Stage-specific regulation of murine Hsp68 gene promoter in preimplantation mouse embryos
- PMID: 7649377
- DOI: 10.1006/dbio.1995.1230
Stage-specific regulation of murine Hsp68 gene promoter in preimplantation mouse embryos
Abstract
In early mouse embryos, the major inducible heat shock gene, hsp68, is spontaneously and transiently activated at the two-cell stage and becomes heat-inducible around blastocyst stage. We have probed mouse embryo's ability to activate the promoter of this gene during preimplantation development by expression analysis of DNA constructs containing a reporter lacZ gene driven by hsp68 (hsp70A1) 5'-regulatory sequences of various length: (i) a full-length promoter (construct phsplacZ); (ii) a heat shock element (HSE)-deleted promoter (p delta 1hsplacZ); and (iii) a minimal, proximal promoter (p delta 2hsplac Z). When analyzed in transfected L-cells, phsplacZ was heat-inducible, while neither p delta 1hsplacZ nor p delta 2hsplacZ was. Developmental activity of the full-length construct was first analyzed after genome integration in transgenic embryos and found to follow endogenous hsp68 expression in terms of spontaneous activation at the 2-cell stage, down-regulation at the 4-cell stage, and acquisition of heat inducibility at the 16/32-cell stage. In transient expression experiments, injected phsplacZ, p delta 1hsplacZ, and p delta 2hsplacZ were expressed at similar levels by 2-cell embryos, independently of construct topology and injection stage.

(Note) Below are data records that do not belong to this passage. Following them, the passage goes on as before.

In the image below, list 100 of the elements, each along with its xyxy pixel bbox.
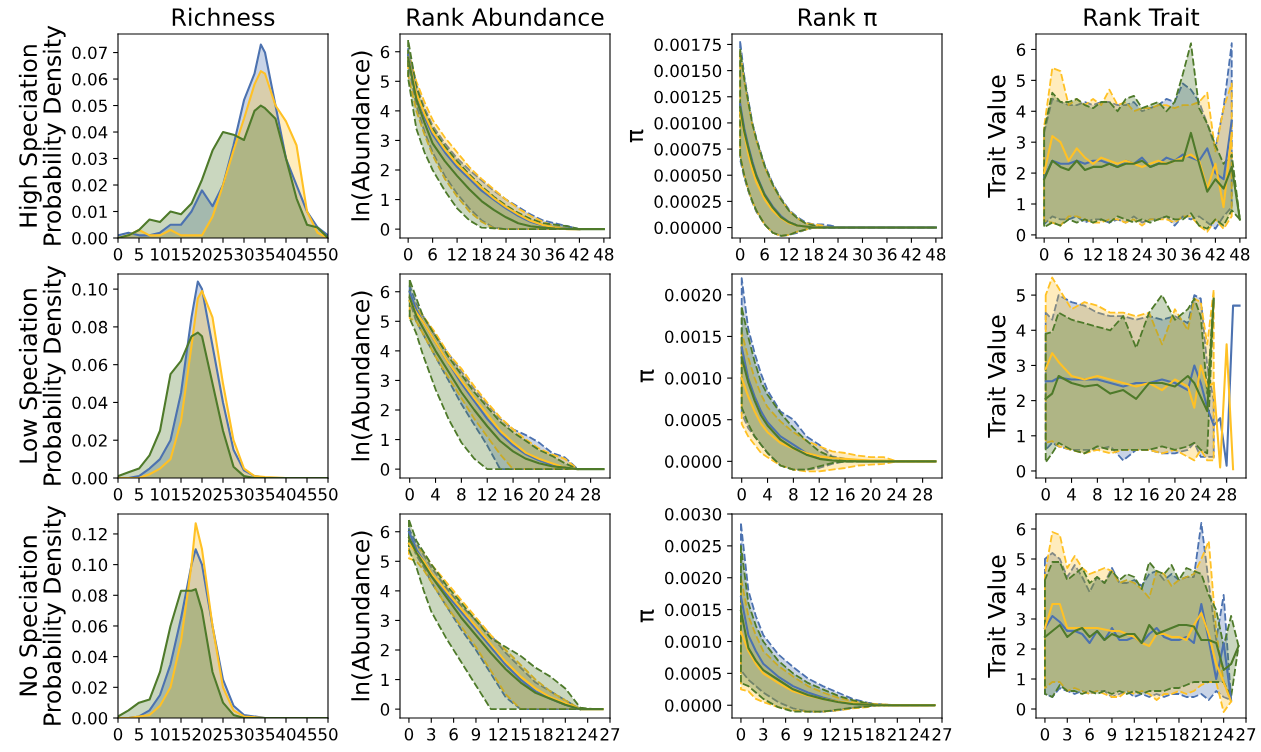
y-tick-label: 2: [380, 163, 389, 177]
x-tick-label: 0: [113, 248, 123, 261]
y-axis-title: Trait Value: [987, 315, 1006, 438]
x-tick-label: 28: [1217, 488, 1237, 501]
y-axis-title: ln(Abundance): [351, 531, 373, 701]
y-tick-label: 0.0005: [665, 413, 721, 427]
y-tick-label: 6: [1016, 522, 1026, 536]
x-tick-label: 12: [478, 488, 497, 501]
y-tick-label: 0.02: [72, 434, 107, 447]
y-tick-label: 1: [1017, 429, 1025, 443]
y-tick-label: 0.05: [72, 99, 107, 113]
x-tick-label: 10: [151, 488, 170, 501]
x-tick-label: 42: [569, 248, 589, 261]
y-tick-label: 0.00100: [654, 116, 722, 130]
x-tick-label: 28: [581, 488, 601, 501]
x-tick-label: 12: [1114, 488, 1133, 501]
x-tick-label: 16: [1140, 488, 1159, 501]
y-tick-label: 1: [381, 193, 389, 206]
x-tick-label: 40: [276, 488, 296, 501]
x-tick-label: 12: [1084, 248, 1103, 261]
y-tick-label: 0.03: [72, 152, 107, 166]
x-tick-label: 24: [1132, 248, 1152, 261]
x-tick-label: 21: [887, 728, 907, 741]
x-tick-label: 20: [529, 488, 549, 501]
x-tick-label: 18: [1170, 728, 1189, 741]
x-tick-label: 18: [534, 728, 553, 741]
x-tick-label: 42: [1205, 248, 1225, 261]
x-tick-label: 36: [1181, 248, 1201, 261]
y-tick-label: 0.04: [72, 650, 108, 664]
y-tick-label: 4: [380, 105, 390, 118]
y-tick-label: 0.00075: [654, 143, 721, 156]
x-tick-label: 30: [521, 248, 540, 261]
x-tick-label: 12: [780, 248, 799, 261]
x-tick-label: 21: [555, 728, 575, 741]
text: No Speciation: [18, 536, 42, 696]
x-tick-label: 45: [297, 488, 317, 501]
x-tick-label: 25: [213, 248, 233, 261]
y-tick-label: 2: [380, 403, 389, 417]
y-tick-label: 2: [1016, 642, 1025, 656]
y-tick-label: 0.0010: [665, 372, 722, 385]
x-tick-label: 30: [853, 248, 872, 261]
x-tick-label: 12: [489, 728, 508, 741]
x-tick-label: 36: [545, 248, 565, 261]
y-tick-label: 5: [1016, 74, 1025, 87]
y-axis-title: Probability Density: [42, 25, 66, 245]
x-tick-label: 5: [134, 728, 143, 741]
y-tick-label: 0.0025: [665, 539, 721, 553]
chart-title: Rank π: [798, 7, 877, 27]
y-tick-label: 0.02: [72, 178, 107, 192]
x-tick-label: 45: [297, 728, 317, 741]
y-tick-label: 0.07: [72, 46, 107, 60]
x-tick-label: 50: [318, 488, 338, 501]
x-tick-label: 4: [763, 488, 772, 501]
y-tick-label: 0.00: [72, 711, 108, 725]
y-tick-label: 0.00050: [654, 169, 722, 182]
x-tick-label: 6: [428, 248, 437, 261]
x-tick-label: 6: [781, 728, 790, 741]
x-tick-label: 9: [803, 728, 813, 741]
y-axis-title: Trait Value: [987, 75, 1006, 198]
y-tick-label: 1: [381, 673, 389, 686]
y-tick-label: 4: [380, 345, 390, 358]
x-tick-label: 16: [836, 488, 855, 501]
y-tick-label: 0: [1016, 464, 1026, 478]
x-tick-label: 50: [318, 248, 338, 261]
x-tick-label: 20: [1165, 488, 1185, 501]
x-tick-label: 6: [1064, 248, 1073, 261]
x-tick-label: 0: [736, 728, 746, 741]
y-tick-label: 0.00025: [654, 195, 721, 208]
y-tick-label: 0.06: [72, 619, 108, 633]
x-tick-label: 6: [1085, 728, 1094, 741]
y-tick-label: 2: [1016, 167, 1025, 180]
y-tick-label: 0: [380, 463, 390, 476]
x-tick-label: 8: [457, 488, 466, 501]
x-tick-label: 20: [192, 488, 212, 501]
x-tick-label: 0: [404, 728, 414, 741]
x-tick-label: 15: [172, 728, 191, 741]
y-axis-title: π: [640, 609, 654, 623]
y-tick-label: 0.08: [72, 589, 108, 602]
x-tick-label: 40: [276, 248, 296, 261]
x-tick-label: 8: [789, 488, 798, 501]
x-tick-label: 15: [843, 728, 862, 741]
x-tick-label: 20: [192, 728, 212, 741]
x-tick-label: 15: [1147, 728, 1166, 741]
y-tick-label: 6: [380, 525, 390, 539]
x-tick-label: 4: [431, 488, 440, 501]
x-tick-label: 24: [1214, 728, 1234, 741]
x-tick-label: 30: [1157, 248, 1176, 261]
y-tick-label: 0.04: [72, 396, 108, 410]
y-tick-label: 0.00150: [654, 64, 722, 78]
y-tick-label: 0.0015: [665, 603, 721, 617]
y-tick-label: 0.0015: [665, 330, 721, 344]
x-tick-label: 24: [910, 728, 930, 741]
x-tick-label: 18: [1108, 248, 1128, 261]
x-tick-label: 42: [901, 248, 921, 261]
y-axis-title: π: [629, 129, 644, 143]
y-tick-label: 5: [1016, 553, 1025, 566]
y-tick-label: 2: [1016, 394, 1025, 407]
x-tick-label: 18: [804, 248, 824, 261]
y-tick-label: 2: [380, 643, 389, 657]
x-tick-label: 15: [172, 248, 191, 261]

At the 4-cell stage, however, phsplacZ and p delta 1hsplacZ were expressed at similar levels, while p delta 2hsplacZ was inactive. Only phsplacZ became heat-inducible in late morulas. We conclude that in early mouse embryos, developmental activity of episomic hsp68 promoter depends on proximal sequences at the 2-cell stage and on putative enhancer sequences at the 4-cell stage, while HSEs appear dispensable during early cleavage.